By Alex Jones
STUNNING photo composites capture breath-taking locations as they shift between day and night in a single image.
Incredible photos include a tantalising panoramic of New York and its unmistakable skyline; a couple tenderly embracing amongst the hustle and bustle of Trafalgar Square; and hundreds of diverse animal species sharing one watering hole in the Serengeti National Park.
Another striking image shows the real beauty of the Falkland Islands and its resident albatrosses.
Usually a photo will capture a moment, a static snapshot in time.
But in Stephen Wilkes fascinating new book Day To Night, with a foreword by acclaimed critic Lyle Rexer, the American photographer has merged hundreds of different images from the exact same spot to create a “living, breathing account” of the distinct landscapes.
“Day to Night has been a 10-year personal journey to capture fundamental elements of our world through the hourglass of a single day,” he explained.
“It is a synthesis of art and science, an exploration of time, memory, and history through the 24-hour rhythms of our daily lives. I photograph from locations and views that are part of our collective memory. Working from a fixed camera angle, I capture the fleeting moments of humanity and light as time passes. After photographing as many as 1,500 single images, I select the best moments of the day and night. Using time as my guide, all of these moments are then seamlessly blended into a single photograph—a visualisation of our conscious journey with time.”

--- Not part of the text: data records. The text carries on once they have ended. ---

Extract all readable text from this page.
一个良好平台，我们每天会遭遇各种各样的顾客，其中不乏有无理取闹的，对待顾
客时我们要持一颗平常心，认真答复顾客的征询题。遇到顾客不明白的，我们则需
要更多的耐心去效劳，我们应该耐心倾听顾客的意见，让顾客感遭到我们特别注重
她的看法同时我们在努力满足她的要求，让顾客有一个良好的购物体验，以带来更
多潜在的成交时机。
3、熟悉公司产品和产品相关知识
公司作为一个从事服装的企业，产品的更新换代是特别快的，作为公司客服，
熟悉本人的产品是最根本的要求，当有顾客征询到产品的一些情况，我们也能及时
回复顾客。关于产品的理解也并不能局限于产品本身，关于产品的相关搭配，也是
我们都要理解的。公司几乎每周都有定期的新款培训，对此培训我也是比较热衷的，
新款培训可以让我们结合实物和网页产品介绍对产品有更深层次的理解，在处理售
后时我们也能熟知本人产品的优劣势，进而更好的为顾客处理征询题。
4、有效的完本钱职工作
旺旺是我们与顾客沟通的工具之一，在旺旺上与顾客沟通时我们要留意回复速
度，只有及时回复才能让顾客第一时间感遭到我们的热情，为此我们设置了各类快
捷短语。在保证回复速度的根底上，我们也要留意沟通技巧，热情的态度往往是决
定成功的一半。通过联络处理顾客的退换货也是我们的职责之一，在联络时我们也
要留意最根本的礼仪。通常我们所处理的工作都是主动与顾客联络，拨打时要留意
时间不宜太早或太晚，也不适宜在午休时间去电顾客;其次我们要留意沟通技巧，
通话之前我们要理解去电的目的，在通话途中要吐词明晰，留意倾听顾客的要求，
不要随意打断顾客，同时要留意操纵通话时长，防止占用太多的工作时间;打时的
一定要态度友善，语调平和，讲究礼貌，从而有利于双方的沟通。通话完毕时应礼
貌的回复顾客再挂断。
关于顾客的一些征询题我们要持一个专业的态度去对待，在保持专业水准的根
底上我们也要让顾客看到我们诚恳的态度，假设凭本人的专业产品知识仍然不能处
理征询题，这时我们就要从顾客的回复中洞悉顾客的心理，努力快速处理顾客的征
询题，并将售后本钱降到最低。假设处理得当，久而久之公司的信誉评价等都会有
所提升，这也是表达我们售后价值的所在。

Vast and extraordinarily detailed, Wilkes’ images capture not just the location, but rather a day in the life of that location. Wilkes’ process is intensive, the editing painstaking, and the choices agonising. The landmarks become our shared heritage, not as frozen, immovable images, but as steadfast bastions of a living, evolving humanity.
“In a world where humanity has become obsessively connected to personal devices, the ability to look profoundly and contemplatively is becoming an endangered human experience,” Wilkes continued.
“Photographing a single place for up to 36 hours becomes a meditation. It has informed me in a unique way, inspiring deep insights into life’s narrative, and the fragile interaction of humanity within our natural and constructed world.”